RNA interference directs innate immunity against viruses in adult Drosophila

Abstract

Innate immunity against bacterial and fungal pathogens is mediated by Toll and immune deficiency (Imd) pathways, but little is known about the antiviral response in Drosophila. Here, we demonstrate that an RNA interference pathway protects adult flies from infection by two evolutionarily diverse viruses. Our work also describes a molecular framework for the viral immunity, in which viral double-stranded RNA produced during infection acts as the pathogen trigger whereas Drosophila Dicer-2 and Argonaute-2 act as host sensor and effector, respectively. These findings establish a Drosophila model for studying the innate immunity against viruses in animals.

Fig. 1

Antiviral silencing in Drosophila embryos requires Dcr-2 and Ago-2. Northern blot detection of FHV RNA accumulation in wt, dcr-2, and ago-2 embryos micro-injected with in vitro synthesized transcripts R1, R1fs and R1ΔB2 as shown in Fig. s1.

Fig. 2

The siRNA pathway controls the innate immunity against FHV in adult flies. (A) Survival of wt, dcr-2 and r2d2 flies after FHV infection. Data shown represented mean of triplicates and the error bars indicate standard derivation. (B, C) Detection of viral RNAs by a probe specific for RNAs 1 and 3, and viral coat protein (CP) by a rabbit anti-FHV serum (18) in wt, dcr-2, and r2d2 flies injected with FHV. (D) Detection of FHV siRNAs in the infected adult flies as in C (d2, dcr-2; r2, r2d2). The membrane was also probed for miR-8 and U6 RNA.

Fig. 3

dcr-2 and r2d2 flies exhibit enhanced disease susceptibility to CrPV. (A) Survival of wt, dcr-2 and r2d2 flies after CrPV infection.
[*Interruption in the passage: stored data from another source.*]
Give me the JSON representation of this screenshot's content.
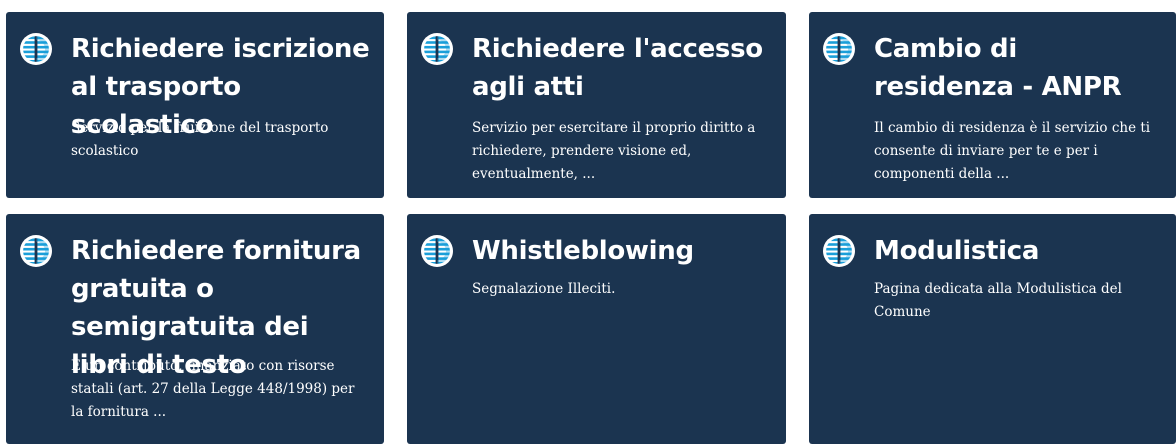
{
  "colors": {
    "card_background": "#1b3450",
    "card_text": "#ffffff",
    "icon_accent": "#1a9fd9"
  },
  "cards": [
    {
      "icon": "service-globe-icon",
      "title": "Richiedere iscrizione al trasporto scolastico",
      "description": "Servizio per la fruizione del trasporto scolastico"
    },
    {
      "icon": "service-globe-icon",
      "title": "Richiedere l'accesso agli atti",
      "description": "Servizio per esercitare il proprio diritto a richiedere, prendere visione ed, eventualmente, ..."
    },
    {
      "icon": "service-globe-icon",
      "title": "Cambio di residenza - ANPR",
      "description": "Il cambio di residenza è il servizio che ti consente di inviare per te e per i componenti della ..."
    },
    {
      "icon": "service-globe-icon",
      "title": "Richiedere fornitura gratuita o semigratuita dei libri di testo",
      "description": "È un contributo, finanziato con risorse statali (art. 27 della Legge 448/1998) per la fornitura ..."
    },
    {
      "icon": "service-globe-icon",
      "title": "Whistleblowing",
      "description": "Segnalazione Illeciti."
    },
    {
      "icon": "service-globe-icon",
      "title": "Modulistica",
      "description": "Pagina dedicata alla Modulistica del Comune"
    }
  ]
}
Data shown represented mean of triplicates and the error bars indicate standard derivation. (B) Accumulation of CrPV genomic RNA in wt, dcr-2, and r2d2 adults injected with CrPV.

Fig. 4

Induction and suppression of antiviral silencing by CrPV. (A) Accumulation of the genomic RNA and siRNAs of CrPV in infected S2 cells. (B) pFR1gfp directed transcription of a recombinant FHV RNA1 in which the coding sequence for B2 was replaced by that of GFP. S2 cells were transfected with pFR1gfp alone (middle) or pFR1gfp plus either dsRNA-targeting Ago-2 (right) or CrPV superinfection (left). (C) Identification of CrPV RNAi suppressor. Cells were co-transfected with pFR1gfp and a plasmid as indicated (see Fig. s2), and total RNA analyzed for the accumulation of pFR1gfp-encoded RNA1 and RNA3. P, the empty plasmid; VP, the virion protein precursor; V1, VP1; V2, VP2; V3, VP3; V4, VP4; V0, VP0 (precursor for VP3 and VP4); A, the first 140 codons of the upstream ORF; ΔA, a frameshift mutant of A; and b, the first 107 codons of the upstream ORF. NS1 is an RNAi suppressor of Influenza A virus as described previously (11).